On 2013-10-16 11:51, Christoph Hellwig wrote:
> On Wed, Oct 16, 2013 at 11:45:28AM +0300, Benny Halevy wrote:
>> I'm reluctant about the layout stateids as it uses common hashing data structs
>> locking infrastructure, and code with all other nfsd4 stateids.
> 
> The layout stateids are another thing that confuses me in the current
> pnfs code.  Depending on what we find the generic state id might be
> embedded into the layout stateid or they might be separate, but there
> don't seem to be clear rules on how to deal with freeing things in the
> later case.  I haven't brought this up because I didn't dig deep into it
> enough, but it's for sure more than confusing.
> 

The nfs4.1 layout stateid is like any other stateid (open/lock/deleg)
but it's life time is a bit different as it is not descending from the
open stateid (though the protocol requires the client to use it
to acquire the first layout for the file) and it is released via
either LAYOUTRETURN or CLOSE (in the "return_on_close" case).
The rules here are different enough from open/lock/deleg stateids that
pnfsd needs special code to handle the management of the actual layout state
under the layout stateid and manipulate it accordingly.

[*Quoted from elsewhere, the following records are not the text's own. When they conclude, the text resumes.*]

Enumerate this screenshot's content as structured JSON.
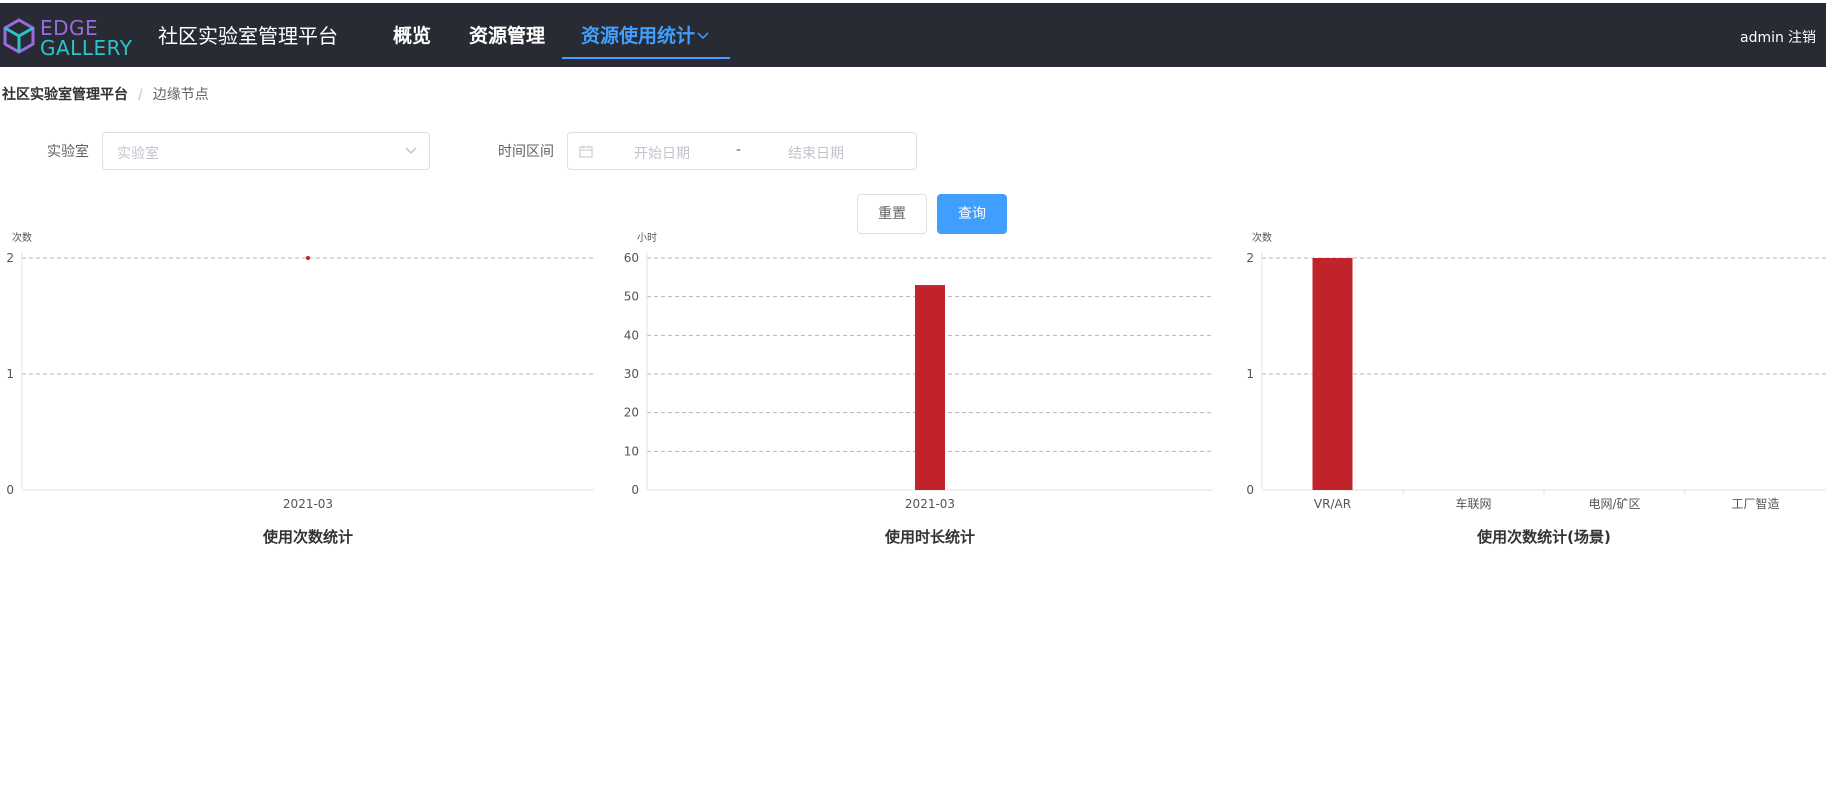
{
  "header": {
    "logo_top": "EDGE",
    "logo_bottom": "GALLERY",
    "platform_title": "社区实验室管理平台",
    "nav": [
      "概览",
      "资源管理",
      "资源使用统计"
    ],
    "active_nav": "资源使用统计",
    "user": "admin",
    "logout": "注销"
  },
  "breadcrumb": [
    "社区实验室管理平台",
    "边缘节点"
  ],
  "breadcrumb_sep": "/",
  "filters": {
    "lab_label": "实验室",
    "lab_placeholder": "实验室",
    "range_label": "时间区间",
    "start_placeholder": "开始日期",
    "range_separator": "-",
    "end_placeholder": "结束日期",
    "reset_label": "重置",
    "query_label": "查询"
  },
  "colors": {
    "bar": "#c1232b",
    "accent": "#409eff",
    "header_bg": "#282b33"
  },
  "chart_data": [
    {
      "type": "line",
      "title": "使用次数统计",
      "ylabel": "次数",
      "categories": [
        "2021-03"
      ],
      "values": [
        2
      ],
      "ylim": [
        0,
        2
      ],
      "yticks": [
        0,
        1,
        2
      ],
      "grid": true
    },
    {
      "type": "bar",
      "title": "使用时长统计",
      "ylabel": "小时",
      "categories": [
        "2021-03"
      ],
      "values": [
        53
      ],
      "ylim": [
        0,
        60
      ],
      "yticks": [
        0,
        10,
        20,
        30,
        40,
        50,
        60
      ],
      "grid": true
    },
    {
      "type": "bar",
      "title": "使用次数统计(场景)",
      "ylabel": "次数",
      "categories": [
        "VR/AR",
        "车联网",
        "电网/矿区",
        "工厂智造"
      ],
      "values": [
        2,
        0,
        0,
        0
      ],
      "ylim": [
        0,
        2
      ],
      "yticks": [
        0,
        1,
        2
      ],
      "grid": true
    }
  ]
}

>> We can have a similar hash table for pnfsd_inode similar to nfs4_file
> 
> Yes, that was the plan.
> 
>> Note that nfs4_file is also per inode, not per file as might be reflected from its name.
>> Maybe moving it nfs4state.c also warrants renaming it to something more accurate.
> 
> Yes, it should have an inode instead of file in the name, and it really
> should be nfsd4_ prefix instead of using the client namespace. Given
> that it's open/locking specific I'm not even sure that name should be
> that generic.

Yeah, the server naming conventions are confusing and in many cases
conflicting with client names (file names, data types, functions, etc.)

> 
>> And while there, change file_hashval to hash on i_ino rather than the inode ptr.
> 
> That's a bad idea.  i_ino is 32-bit only while many NFS-exported
> filesystems have 64-bit inode numbers.  Hashing on kernel pointers
> genetrally is a fairly good idea, and we do it for the inode in other
> places, too.
> 

How many bits in the kernel address space are unique?
I am under the impression that they'd differ mostly in their least significant bits anyway.
Regardless, if it works well now then no reason to change it.